There is an echo at the highest levels of Russian and American politics. Donald Trump has described the increasing pressure on his attorney general, Jeff Sessions, as a "witch hunt", and the Kremlin's foreign minister later used exactly the same phrase.
Mr Sessions has recused himself from any probe that examines communications between President Trump's aides and Moscow following revelations that he spoke twice with the Russian ambassador, Sergey Kislyak, during the campaign and failed to say so to Congress.
The President tweeted his support for the attorney general and said on Friday: "This whole narrative is a way of saving face for Democrats losing an election that everyone thought they were supposed to win.
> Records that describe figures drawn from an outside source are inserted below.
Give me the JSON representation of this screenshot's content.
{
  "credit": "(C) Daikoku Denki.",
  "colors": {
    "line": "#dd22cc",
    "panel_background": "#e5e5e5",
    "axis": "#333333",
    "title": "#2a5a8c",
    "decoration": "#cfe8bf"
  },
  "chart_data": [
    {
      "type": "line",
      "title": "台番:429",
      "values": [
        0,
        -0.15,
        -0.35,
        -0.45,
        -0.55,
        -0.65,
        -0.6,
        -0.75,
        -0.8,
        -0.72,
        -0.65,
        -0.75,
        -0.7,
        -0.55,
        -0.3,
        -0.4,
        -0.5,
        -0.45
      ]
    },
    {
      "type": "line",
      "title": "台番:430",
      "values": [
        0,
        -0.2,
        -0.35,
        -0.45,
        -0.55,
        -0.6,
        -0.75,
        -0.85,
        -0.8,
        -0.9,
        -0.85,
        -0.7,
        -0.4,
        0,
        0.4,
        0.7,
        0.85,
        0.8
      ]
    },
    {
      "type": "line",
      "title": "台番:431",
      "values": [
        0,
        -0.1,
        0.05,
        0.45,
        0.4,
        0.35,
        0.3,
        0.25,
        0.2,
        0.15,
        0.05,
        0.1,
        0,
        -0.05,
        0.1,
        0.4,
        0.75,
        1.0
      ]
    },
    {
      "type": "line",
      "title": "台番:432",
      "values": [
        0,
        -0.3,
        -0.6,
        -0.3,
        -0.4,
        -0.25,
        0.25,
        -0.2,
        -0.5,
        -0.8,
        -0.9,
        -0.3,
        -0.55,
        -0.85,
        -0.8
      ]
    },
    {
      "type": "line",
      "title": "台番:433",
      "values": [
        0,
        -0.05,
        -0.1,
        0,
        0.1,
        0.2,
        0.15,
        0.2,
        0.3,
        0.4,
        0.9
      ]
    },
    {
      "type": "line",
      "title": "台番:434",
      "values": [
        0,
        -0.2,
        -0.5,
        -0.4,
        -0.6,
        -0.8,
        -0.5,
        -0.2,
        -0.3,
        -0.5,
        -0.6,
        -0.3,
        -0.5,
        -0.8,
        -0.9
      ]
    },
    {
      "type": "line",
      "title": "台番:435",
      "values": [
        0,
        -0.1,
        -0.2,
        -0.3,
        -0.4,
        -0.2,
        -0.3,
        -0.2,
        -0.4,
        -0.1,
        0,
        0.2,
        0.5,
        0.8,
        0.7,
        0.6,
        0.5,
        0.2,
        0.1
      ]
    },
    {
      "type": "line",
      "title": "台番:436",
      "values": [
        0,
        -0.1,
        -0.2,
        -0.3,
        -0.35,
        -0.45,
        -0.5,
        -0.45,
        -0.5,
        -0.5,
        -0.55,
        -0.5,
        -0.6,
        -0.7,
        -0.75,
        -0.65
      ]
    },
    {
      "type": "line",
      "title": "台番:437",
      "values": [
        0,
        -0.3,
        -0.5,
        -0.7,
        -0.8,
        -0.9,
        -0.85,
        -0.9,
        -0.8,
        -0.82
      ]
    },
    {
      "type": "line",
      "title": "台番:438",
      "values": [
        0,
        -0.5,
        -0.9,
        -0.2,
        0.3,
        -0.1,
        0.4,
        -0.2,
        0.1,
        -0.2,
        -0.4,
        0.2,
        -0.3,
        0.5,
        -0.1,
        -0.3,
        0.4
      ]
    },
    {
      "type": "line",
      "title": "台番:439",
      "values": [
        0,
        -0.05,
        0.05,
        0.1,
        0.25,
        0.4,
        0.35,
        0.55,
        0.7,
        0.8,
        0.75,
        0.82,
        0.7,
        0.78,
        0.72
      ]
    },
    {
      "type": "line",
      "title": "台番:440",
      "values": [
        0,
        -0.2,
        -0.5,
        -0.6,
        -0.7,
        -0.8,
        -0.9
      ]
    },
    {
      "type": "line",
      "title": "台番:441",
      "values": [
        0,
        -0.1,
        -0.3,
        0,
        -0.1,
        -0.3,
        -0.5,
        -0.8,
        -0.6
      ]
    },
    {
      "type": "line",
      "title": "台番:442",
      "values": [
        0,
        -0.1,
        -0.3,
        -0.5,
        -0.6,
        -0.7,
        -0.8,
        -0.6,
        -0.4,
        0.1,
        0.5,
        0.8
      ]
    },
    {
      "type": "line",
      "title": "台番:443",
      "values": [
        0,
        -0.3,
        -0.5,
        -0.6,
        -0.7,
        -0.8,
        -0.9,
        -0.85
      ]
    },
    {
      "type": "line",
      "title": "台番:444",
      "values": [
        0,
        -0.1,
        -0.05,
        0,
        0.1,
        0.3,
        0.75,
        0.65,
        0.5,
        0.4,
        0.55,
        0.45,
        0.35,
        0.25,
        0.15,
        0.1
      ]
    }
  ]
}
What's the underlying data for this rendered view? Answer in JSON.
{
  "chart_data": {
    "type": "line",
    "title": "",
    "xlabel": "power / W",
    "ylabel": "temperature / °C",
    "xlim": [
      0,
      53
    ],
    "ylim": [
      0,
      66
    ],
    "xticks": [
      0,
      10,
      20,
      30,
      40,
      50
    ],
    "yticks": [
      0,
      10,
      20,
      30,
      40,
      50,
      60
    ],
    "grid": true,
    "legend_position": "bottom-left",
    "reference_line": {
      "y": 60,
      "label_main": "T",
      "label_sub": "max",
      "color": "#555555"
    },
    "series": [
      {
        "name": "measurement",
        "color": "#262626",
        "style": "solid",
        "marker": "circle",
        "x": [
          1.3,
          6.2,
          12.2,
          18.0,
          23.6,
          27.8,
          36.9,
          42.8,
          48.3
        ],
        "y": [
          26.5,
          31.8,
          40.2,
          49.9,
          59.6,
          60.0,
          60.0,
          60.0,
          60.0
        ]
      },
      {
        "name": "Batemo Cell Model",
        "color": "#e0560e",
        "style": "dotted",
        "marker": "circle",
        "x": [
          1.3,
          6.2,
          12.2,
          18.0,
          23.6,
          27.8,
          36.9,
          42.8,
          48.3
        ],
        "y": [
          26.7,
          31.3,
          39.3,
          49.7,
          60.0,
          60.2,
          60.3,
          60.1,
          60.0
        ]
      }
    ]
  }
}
"Now they have lost their grip on reality. The real story is all of the illegal leaks of classified and other information. It is a total 'witch hunt!'"
Russian Foreign Minister Sergey Lavrov said the pressure on Mr Sessions "strongly resembles a witch hunt or the times of McCarthyism, which we thought were long over in the United States as a civilised country."
Contacts with officials and lawmakers are part of any ambassador's duties, he added.
Dmitry Peskov, Vladimir Putin's spokesman, agreed with the President's statement. He told Russian state media Mr Trump's characterisation of the furore surrounding Mr Sessions was "comprehensive" and that he had "nothing to add".
Mr Peskov has used the "witch hunt" phrase before—echoing Mr Trump—to describe the storm that followed US intelligence agencies' assessment that Russia was involved in hacking during the Presidential election.
In a press conference on Thursday evening Mr Sessions said he would not oversee any investigation into links between the Trump Presidential campaign team and Russian representatives, following reports he had spoken twice with Mr Kislyak, but did not disclose the contact to senators at his confirmation hearing.
Mr Sessions is also now accused of using political funds to travel to an event where he met Mr Kislyak, despite the White House’s claim he was acting solely in his role as a senator.
He said at the press conference: "I never had meetings with Russian operatives or Russian intermediaries about the Trump campaign."
He rejected suggestions he lied under oath during his January confirmation hearing but admitted his answer to a question by Senator Al Franken could have been more comprehensive. He added: "I should have slowed down and said, 'But I did meet one Russian official a couple of times.'"
Asked what he would have done if he discovered "anyone affiliated" with Mr Trump's campaign had been in contact with Russian representatives, Mr Sessions had said: "I’m not aware of any of those activities. I have been called a surrogate at a time or two during that campaign and I did not have communications with the Russians and I’m unable to comment on it."
White House press secretary Sean Spicer called the controversy "partisan politics" and said Mr Sessions was "100 per cent straight with the committee".
Leading Democrats have nonetheless called for the former Alabama senator to resign. Senate minority leader Chuck Schumer said: "His integrity and independence have been questioned, it would be better for the country if he resigns."
Lawyers have ordered Mr Trump’s administration to save any potential evidence of alleged Russian interference in the US election.
Instructions were sent to White House staff after Democrats in the US Senate requested the administration and security agencies to keep all material on links between Mr Trump’s aides, campaign or transition team and the Kremlin.
As part of its investigation into Russia’s possible role in the presidential election, the Senate intelligence committee has also asked more than a dozen groups, agencies and individuals to preserve relevant records.